Mais aujourd’hui, le jardinage s’est « intellectualisé », avec la publication d’ouvrages plutôt intéressants (Le potager du paresseux, Jardiner sur sol vivant, etc.) et la diffusion sur Internet de clips vidéo, de blogs, de forums. Tout un commerce, assorti de conseils divers, se développe autour de la pratique du jardinage : outils pour ne pas trop se fatiguer, semences, caisses en bois pour surélever les plates-bandes, fûts pour le compostage des déchets ménagers, serres à tomates… De « nouveaux » concepts sont mis au goût du jour, le plus souvent inspirés de pratiques paysannes ancestrales. Les plus connus sont appelés « micro ou nano-fermes », « potagers partagés, ou communautaires » (excellente idée !) et bien entendu la célèbre permaculture ! Celle-ci est devenue une sorte de religion, de philosophie, de manière de vivre, et nombre de ses sympathisants ne jurent que par elle, sans vraiment comprendre ce qu’elle implique en termes de frugalité, d’anticonformisme vis-à-vis de notre société de consommation, et surtout de travail manuel laborieux.

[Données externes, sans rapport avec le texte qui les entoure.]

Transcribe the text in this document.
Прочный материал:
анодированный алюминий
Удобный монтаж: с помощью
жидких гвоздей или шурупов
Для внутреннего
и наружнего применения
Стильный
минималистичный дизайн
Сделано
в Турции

La culture d’un potager, en effet, demande beaucoup d’huile de bras, de soins attentifs et astreignants. Elle exige une vraie passion. Dans les temps anciens, le jardinage se vivait comme une nécessité, une exigence alimentaire qui s’inscrivait en toute logique dans les pratiques paysannes. Chaque foyer soignait son potager avec une sorte d’affection, comme un être vivant. L’arrivée de légumes et de fruits en abondance dans les supermarchés est venue changer la donne, ainsi que l’abandon du modèle agricole familial traditionnel. Les « vieux » irréductibles dans mon genre ont gardé les vieilles pratiques, bien que celles-ci soient remises en cause par les jardiniers « modernes » qui croient avoir réinventé la roue.

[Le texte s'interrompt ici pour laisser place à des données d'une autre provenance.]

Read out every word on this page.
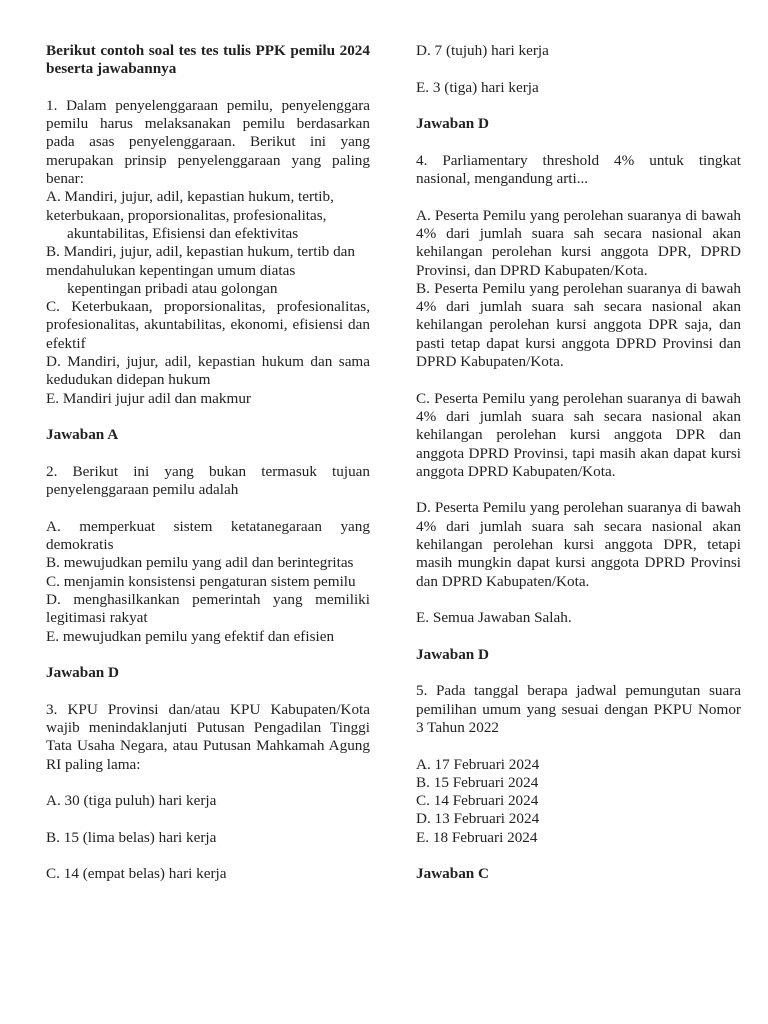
Berikut contoh soal tes tes tulis PPK pemilu 2024 beserta jawabannya

1. Dalam penyelenggaraan pemilu, penyelenggara pemilu harus melaksanakan pemilu berdasarkan pada asas penyelenggaraan. Berikut ini yang merupakan prinsip penyelenggaraan yang paling benar:

A. Mandiri, jujur, adil, kepastian hukum, tertib, keterbukaan, proporsionalitas, profesionalitas,
akuntabilitas, Efisiensi dan efektivitas

B. Mandiri, jujur, adil, kepastian hukum, tertib dan mendahulukan kepentingan umum diatas
kepentingan pribadi atau golongan

C. Keterbukaan, proporsionalitas, profesionalitas, profesionalitas, akuntabilitas, ekonomi, efisiensi dan efektif

D. Mandiri, jujur, adil, kepastian hukum dan sama kedudukan didepan hukum

E. Mandiri jujur adil dan makmur

Jawaban A

2. Berikut ini yang bukan termasuk tujuan penyelenggaraan pemilu adalah

A. memperkuat sistem ketatanegaraan yang demokratis

B. mewujudkan pemilu yang adil dan berintegritas

C. menjamin konsistensi pengaturan sistem pemilu

D. menghasilkankan pemerintah yang memiliki legitimasi rakyat

E. mewujudkan pemilu yang efektif dan efisien

Jawaban D

3. KPU Provinsi dan/atau KPU Kabupaten/Kota wajib menindaklanjuti Putusan Pengadilan Tinggi Tata Usaha Negara, atau Putusan Mahkamah Agung RI paling lama:

A. 30 (tiga puluh) hari kerja

B. 15 (lima belas) hari kerja

C. 14 (empat belas) hari kerja

D. 7 (tujuh) hari kerja

E. 3 (tiga) hari kerja

Jawaban D

4. Parliamentary threshold 4% untuk tingkat nasional, mengandung arti...

A. Peserta Pemilu yang perolehan suaranya di bawah 4% dari jumlah suara sah secara nasional akan kehilangan perolehan kursi anggota DPR, DPRD Provinsi, dan DPRD Kabupaten/Kota.

B. Peserta Pemilu yang perolehan suaranya di bawah 4% dari jumlah suara sah secara nasional akan kehilangan perolehan kursi anggota DPR saja, dan pasti tetap dapat kursi anggota DPRD Provinsi dan DPRD Kabupaten/Kota.

C. Peserta Pemilu yang perolehan suaranya di bawah 4% dari jumlah suara sah secara nasional akan kehilangan perolehan kursi anggota DPR dan anggota DPRD Provinsi, tapi masih akan dapat kursi anggota DPRD Kabupaten/Kota.

D. Peserta Pemilu yang perolehan suaranya di bawah 4% dari jumlah suara sah secara nasional akan kehilangan perolehan kursi anggota DPR, tetapi masih mungkin dapat kursi anggota DPRD Provinsi dan DPRD Kabupaten/Kota.

E. Semua Jawaban Salah.

Jawaban D

5. Pada tanggal berapa jadwal pemungutan suara pemilihan umum yang sesuai dengan PKPU Nomor 3 Tahun 2022

A. 17 Februari 2024

B. 15 Februari 2024

C. 14 Februari 2024

D. 13 Februari 2024

E. 18 Februari 2024

Jawaban C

Nos anciens courtils ont retrouvé quelques lettres de leur noblesse d’antan. Ils sont de plus en plus « tendance », auprès de défenseurs de l’environnement qui en parlent abondamment sans pour autant toujours franchir le pas eux-mêmes. Dame, se pencher à quatre pattes dans les plates-bandes et s’abîmer les ongles à grattouiller la terre, c’est déjà beaucoup moins drôle que de bavarder et donner des leçons…

Mais à vrai dire, celui qui cultive son jardin, cultive son bonheur !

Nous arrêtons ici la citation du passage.